A C-section, also called a Cesarean delivery, is the birth of a baby through a surgical incision in the abdomen. The surgery is performed electively, or when a vaginal birth is not possible or is not safe for the mother or child.

Due to a variety of medical and social factors, C-sections have become fairly common. About 30 percent of all births in the United States in 2005 were C-sections.

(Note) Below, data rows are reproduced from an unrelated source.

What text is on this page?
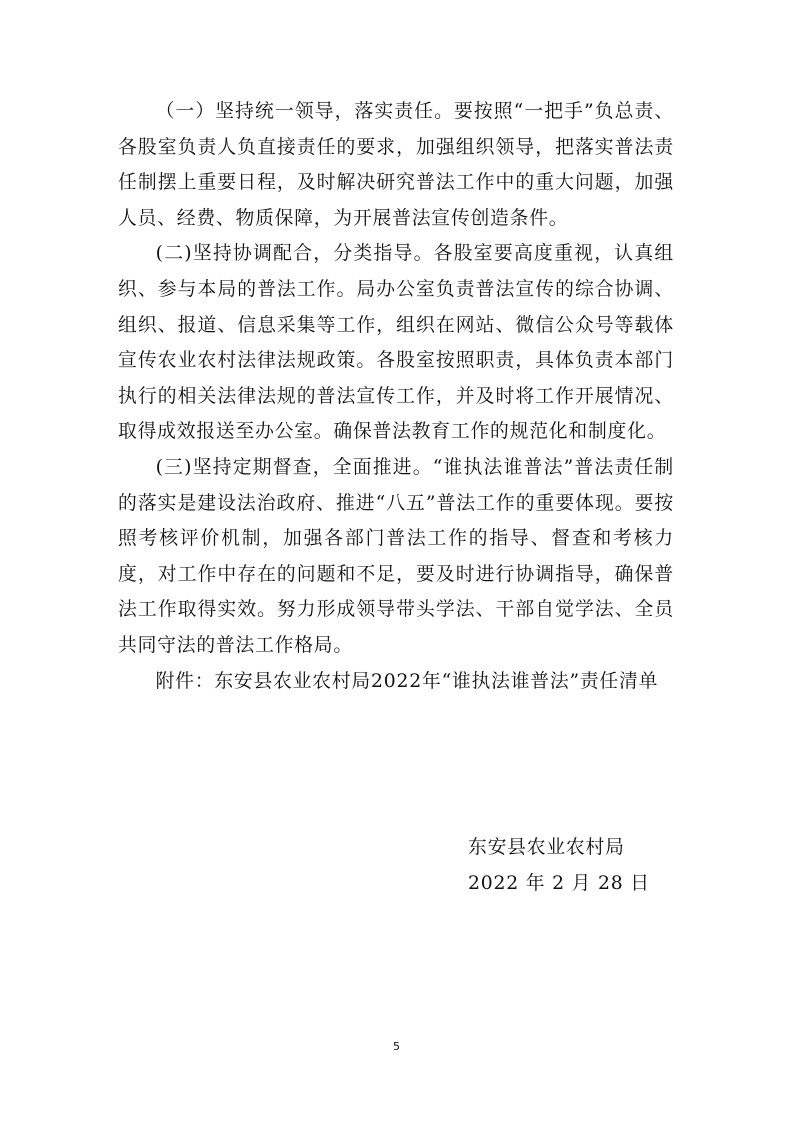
（一）坚持统一领导，落实责任。要按照“一把手”负总责、各股室负责人负直接责任的要求，加强组织领导，把落实普法责任制摆上重要日程，及时解决研究普法工作中的重大问题，加强人员、经费、物质保障，为开展普法宣传创造条件。

(二)坚持协调配合，分类指导。各股室要高度重视，认真组织、参与本局的普法工作。局办公室负责普法宣传的综合协调、组织、报道、信息采集等工作，组织在网站、微信公众号等载体宣传农业农村法律法规政策。各股室按照职责，具体负责本部门执行的相关法律法规的普法宣传工作，并及时将工作开展情况、取得成效报送至办公室。确保普法教育工作的规范化和制度化。

(三)坚持定期督查，全面推进。“谁执法谁普法”普法责任制的落实是建设法治政府、推进“八五”普法工作的重要体现。要按照考核评价机制，加强各部门普法工作的指导、督查和考核力度，对工作中存在的问题和不足，要及时进行协调指导，确保普法工作取得实效。努力形成领导带头学法、干部自觉学法、全员共同守法的普法工作格局。

附件：东安县农业农村局2022年“谁执法谁普法”责任清单

东安县农业农村局
2022 年 2 月 28 日
5
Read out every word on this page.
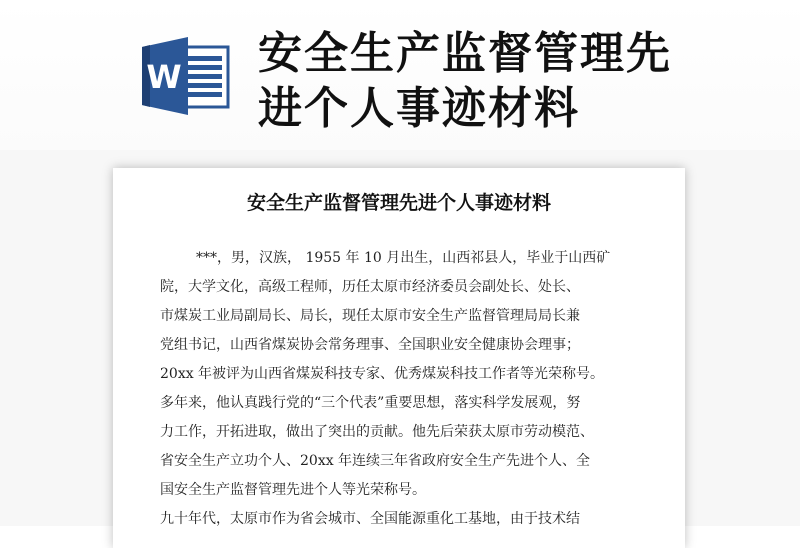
W 安全生产监督管理先
进个人事迹材料
安全生产监督管理先进个人事迹材料
***，男，汉族， 1955 年 10 月出生，山西祁县人，毕业于山西矿
院，大学文化，高级工程师，历任太原市经济委员会副处长、处长、
市煤炭工业局副局长、局长，现任太原市安全生产监督管理局局长兼
党组书记，山西省煤炭协会常务理事、全国职业安全健康协会理事；
20xx 年被评为山西省煤炭科技专家、优秀煤炭科技工作者等光荣称号。
多年来，他认真践行党的“三个代表”重要思想，落实科学发展观，努
力工作，开拓进取，做出了突出的贡献。他先后荣获太原市劳动模范、
省安全生产立功个人、20xx 年连续三年省政府安全生产先进个人、全
国安全生产监督管理先进个人等光荣称号。
九十年代，太原市作为省会城市、全国能源重化工基地，由于技术结
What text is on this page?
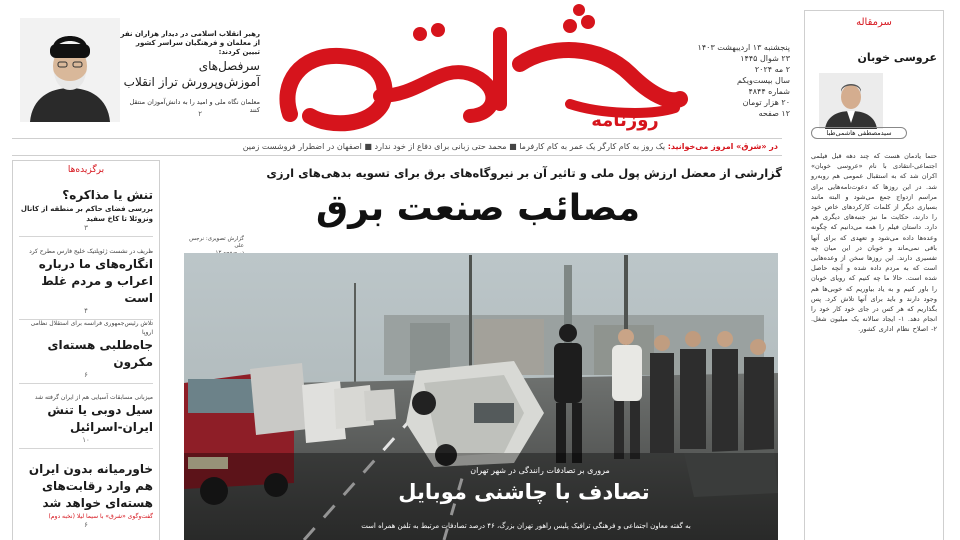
روزنامه
پنجشنبه ۱۳ اردیبهشت ۱۴۰۳
۲۳ شوال ۱۴۴۵
۲ مه ۲۰۲۴
سال بیست‌ویکم
شماره ۴۸۴۴
۲۰ هزار تومان
۱۲ صفحه
رهبر انقلاب اسلامی در دیدار هزاران نفر از معلمان و فرهنگیان سراسر کشور تبیین کردند:
سرفصل‌های آموزش‌وپرورش تراز انقلاب
معلمان نگاه ملی و امید را به دانش‌آموزان منتقل کنند
۲
در «شرق» امروز می‌خوانید: یک روز به کام کارگر یک عمر به کام کارفرما ■ محمد حتی زبانی برای دفاع از خود ندارد ■ اصفهان در اضطرار فروشست زمین
سرمقاله
عروسی خوبان
سیدمصطفی هاشمی‌طبا
حتما یادمان هست که چند دهه قبل فیلمی اجتماعی-انتقادی با نام «عروسی خوبان» اکران شد که به استقبال عمومی هم روبه‌رو شد. در این روزها که دعوت‌نامه‌هایی برای مراسم ازدواج جمع می‌شود و البته مانند بسیاری دیگر از کلمات کارکردهای خاص خود را دارند، حکایت ما نیز جنبه‌های دیگری هم دارد. داستان فیلم را همه می‌دانیم که چگونه وعده‌ها داده می‌شود و تعهدی که برای آنها باقی نمی‌ماند و خوبان در این میان چه تفسیری دارند. این روزها سخن از وعده‌هایی است که به مردم داده شده و آنچه حاصل شده است. حالا ما چه کنیم که رویای خوبان را باور کنیم و به یاد بیاوریم که خوبی‌ها هم وجود دارند و باید برای آنها تلاش کرد. پس بگذاریم که هر کس در جای خود کار خود را انجام دهد. ۱- ایجاد سالانه یک میلیون شغل. ۲- اصلاح نظام اداری کشور.
برگزیده‌ها
تنش یا مذاکره؟
بررسی فضای حاکم بر منطقه از کانال ونزوئلا تا کاخ سفید
۳
ظریف در نشست ژئوپلتیک خلیج فارس مطرح کرد
انگاره‌های ما درباره اعراب و مردم غلط است
۴
تلاش رئیس‌جمهوری فرانسه برای استقلال نظامی اروپا
جاه‌طلبی هسته‌ای مکرون
۶
میزبانی مسابقات آسیایی هم از ایران گرفته شد
سیل دوبی یا تنش ایران-اسرائیل
۱۰
خاورمیانه بدون ایران هم وارد رقابت‌های هسته‌ای خواهد شد
گفت‌وگوی «شرق» با سیما لیلا (نخبه دوم)
۶
گزارشی از معضل ارزش پول ملی و تاثیر آن بر نیروگاه‌های برق برای تسویه بدهی‌های ارزی
مصائب صنعت برق
گزارش تصویری: نرجس علی

مروری بر تصادفات رانندگی در شهر تهران
تصادف با چاشنی موبایل
به گفته معاون اجتماعی و فرهنگی ترافیک پلیس راهور تهران بزرگ، ۴۶ درصد تصادفات مرتبط به تلفن همراه است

Recently, there has been a lot of interest in C-sections to prevent complications that may arise with childbirth, notes NICHD's Dr. Spong. She explains that while the data clearly support an uncomplicated vaginal delivery as the safest way to give birth, it is important for women to know the risks and benefits of having a C-section. "The difficulty is that you don't know who is going to have an uncomplicated delivery," she adds.

Some of the main reasons for C-section instead of vaginal delivery include such conditions as abnormal development, abnormal positioning in the uterus, multiple babies, extreme maternal illness, and other situations that may threaten the welfare of the mother or baby.

Nowadays, C-sections are very safe procedures. Dr. Spong stresses that for women electing to have a C-section it is especially important to understand the risks and impacts a C-section may have on future pregnancies and the long-term health of the mother and child. This discussion is less critical for women who need a Cesarean delivery for maternal or fetal reasons. "Doctors should have a critical discussion with their patients about why they are interested in a C-section, what their concerns are, and what they are hoping to prevent."